On the hill: Marshmallow bliss at Snowmass
Ryan Summerlin January 10, 2011
SNOWMASS – Local skiers and riders were on the receiving end of a one-two punch Sunday and Monday that left them yearning for more.
The big dump combined with frigid temperatures and a bluebird day created conditions on Monday morning that were wonderfully reminiscent of the Thanksgiving Day opening. And conditions were about as different as possible from the rainy period we experienced just four weeks ago.
I was able to venture out for a couple of hours before work, so I slid up to Snowmass rather than crawl through the traffic bottleneck at Buttermilk to get to Aspen Highlands or Aspen Mountain. Good call. Snowmass was blanketed with 16 inches of snow over a 48-hour period as of early Monday afternoon, and nine inches of fresh in the prior 24 hours, Aspen Skiing Co. reported.
A few inches of powder fell after the lifts closed on Sunday to create a nice insulating blanket atop the cut-up powder from Sunday. It was still 2 below as of 8:30 a.m. Monday, so the snow remained light and fluffy.

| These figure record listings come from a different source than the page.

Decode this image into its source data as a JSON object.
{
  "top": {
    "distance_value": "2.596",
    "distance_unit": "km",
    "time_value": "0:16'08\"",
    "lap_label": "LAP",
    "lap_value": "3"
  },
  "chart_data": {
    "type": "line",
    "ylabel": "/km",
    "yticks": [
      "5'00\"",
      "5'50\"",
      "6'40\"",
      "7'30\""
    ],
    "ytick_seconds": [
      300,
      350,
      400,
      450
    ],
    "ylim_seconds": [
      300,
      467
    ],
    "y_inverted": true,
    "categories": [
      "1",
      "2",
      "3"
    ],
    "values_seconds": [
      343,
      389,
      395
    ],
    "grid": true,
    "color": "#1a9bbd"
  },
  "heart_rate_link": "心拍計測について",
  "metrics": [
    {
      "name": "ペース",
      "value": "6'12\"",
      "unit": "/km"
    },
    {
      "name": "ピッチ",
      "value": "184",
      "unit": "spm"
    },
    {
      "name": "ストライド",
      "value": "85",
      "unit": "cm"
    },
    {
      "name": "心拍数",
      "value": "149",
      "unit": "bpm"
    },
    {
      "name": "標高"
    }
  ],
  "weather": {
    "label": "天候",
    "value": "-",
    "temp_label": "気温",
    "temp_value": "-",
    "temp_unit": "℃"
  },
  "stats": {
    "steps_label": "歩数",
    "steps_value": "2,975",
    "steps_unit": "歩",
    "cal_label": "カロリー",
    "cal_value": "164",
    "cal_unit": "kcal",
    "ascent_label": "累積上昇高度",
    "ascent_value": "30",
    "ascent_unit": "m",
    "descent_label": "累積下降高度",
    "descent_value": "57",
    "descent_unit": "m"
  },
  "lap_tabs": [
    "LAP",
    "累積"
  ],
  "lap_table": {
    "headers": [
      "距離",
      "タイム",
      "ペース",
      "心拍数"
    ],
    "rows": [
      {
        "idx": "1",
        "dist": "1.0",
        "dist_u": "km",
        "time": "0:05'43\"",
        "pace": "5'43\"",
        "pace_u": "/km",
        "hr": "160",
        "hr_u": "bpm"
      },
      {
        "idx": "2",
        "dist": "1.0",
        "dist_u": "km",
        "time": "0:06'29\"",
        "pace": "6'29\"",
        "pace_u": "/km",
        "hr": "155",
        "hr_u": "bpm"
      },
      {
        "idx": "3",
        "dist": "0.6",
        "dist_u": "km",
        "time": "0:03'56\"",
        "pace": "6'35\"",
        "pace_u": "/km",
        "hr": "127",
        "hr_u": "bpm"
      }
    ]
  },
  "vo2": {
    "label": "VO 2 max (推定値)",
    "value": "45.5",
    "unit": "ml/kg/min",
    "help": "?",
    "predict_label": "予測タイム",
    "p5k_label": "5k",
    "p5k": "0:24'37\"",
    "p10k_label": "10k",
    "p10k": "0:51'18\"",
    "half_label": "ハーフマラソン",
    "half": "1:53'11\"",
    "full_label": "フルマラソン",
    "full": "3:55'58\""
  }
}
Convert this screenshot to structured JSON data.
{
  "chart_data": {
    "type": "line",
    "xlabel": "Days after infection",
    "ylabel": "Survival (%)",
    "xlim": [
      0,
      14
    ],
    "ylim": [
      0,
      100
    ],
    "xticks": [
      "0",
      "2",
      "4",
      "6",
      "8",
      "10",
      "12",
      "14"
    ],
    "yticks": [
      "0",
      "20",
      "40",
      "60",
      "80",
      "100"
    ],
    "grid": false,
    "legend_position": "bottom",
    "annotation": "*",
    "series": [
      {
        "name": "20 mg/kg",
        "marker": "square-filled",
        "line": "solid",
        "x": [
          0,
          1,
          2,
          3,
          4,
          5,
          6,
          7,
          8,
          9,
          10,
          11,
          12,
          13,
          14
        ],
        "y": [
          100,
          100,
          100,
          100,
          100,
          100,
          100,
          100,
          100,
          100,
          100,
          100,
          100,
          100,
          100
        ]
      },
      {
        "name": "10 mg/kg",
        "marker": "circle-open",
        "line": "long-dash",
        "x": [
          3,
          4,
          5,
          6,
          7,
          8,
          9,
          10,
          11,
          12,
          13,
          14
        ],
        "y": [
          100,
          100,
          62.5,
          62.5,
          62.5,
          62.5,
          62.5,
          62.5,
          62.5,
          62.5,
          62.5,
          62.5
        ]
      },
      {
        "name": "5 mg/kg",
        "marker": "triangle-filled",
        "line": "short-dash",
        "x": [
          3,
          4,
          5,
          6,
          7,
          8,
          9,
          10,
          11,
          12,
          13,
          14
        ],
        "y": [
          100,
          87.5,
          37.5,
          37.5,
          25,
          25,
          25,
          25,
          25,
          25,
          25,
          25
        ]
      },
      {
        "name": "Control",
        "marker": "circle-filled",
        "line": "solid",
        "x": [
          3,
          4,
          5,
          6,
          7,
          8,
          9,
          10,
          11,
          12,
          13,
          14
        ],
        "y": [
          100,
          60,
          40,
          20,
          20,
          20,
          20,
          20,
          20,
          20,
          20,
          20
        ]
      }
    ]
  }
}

Snow like Monday’s always brings back memories of my first year at college. I was a soda jerk at the student union of my university for one semester. The specialty of our stand was milkshakes, and I became I master of mixing chocolate and marshmallow concoctions. I still dream of the marshmallow creme we used there. Monday I felt like I was gliding through that same marshmallow creme of perfect consistency on the Powerline Glades right after the Big Burn chairlift opened at 9 a.m. A few runs later I found myself alone while bobbing over the marshmallow pies filling the length of Garret’s Gulch.
Time deficit, also known as a full-time job, prevented me from venturing over the Hanging Valley Wall, but I can imagine how well is was skiing.
In addition to giving skiers and riders their kicks, the snowstorm gave the valley a psychological boost. It finally feels like winter, particularly downvalley, where rainy weather in mid-December and warm temperatures had extended the fall mud season and the landscape remained a dull gray and brown into the New Year. For at least the balance of this week, a brilliant coat of whitewash will cover everything.
I’ve had no complaints about the skiing conditions at higher elevations this year. But persuading non-skiers and infrequent skiers that the conditions really were good up high was a chore. This whitewashing is sure to make believers out of them.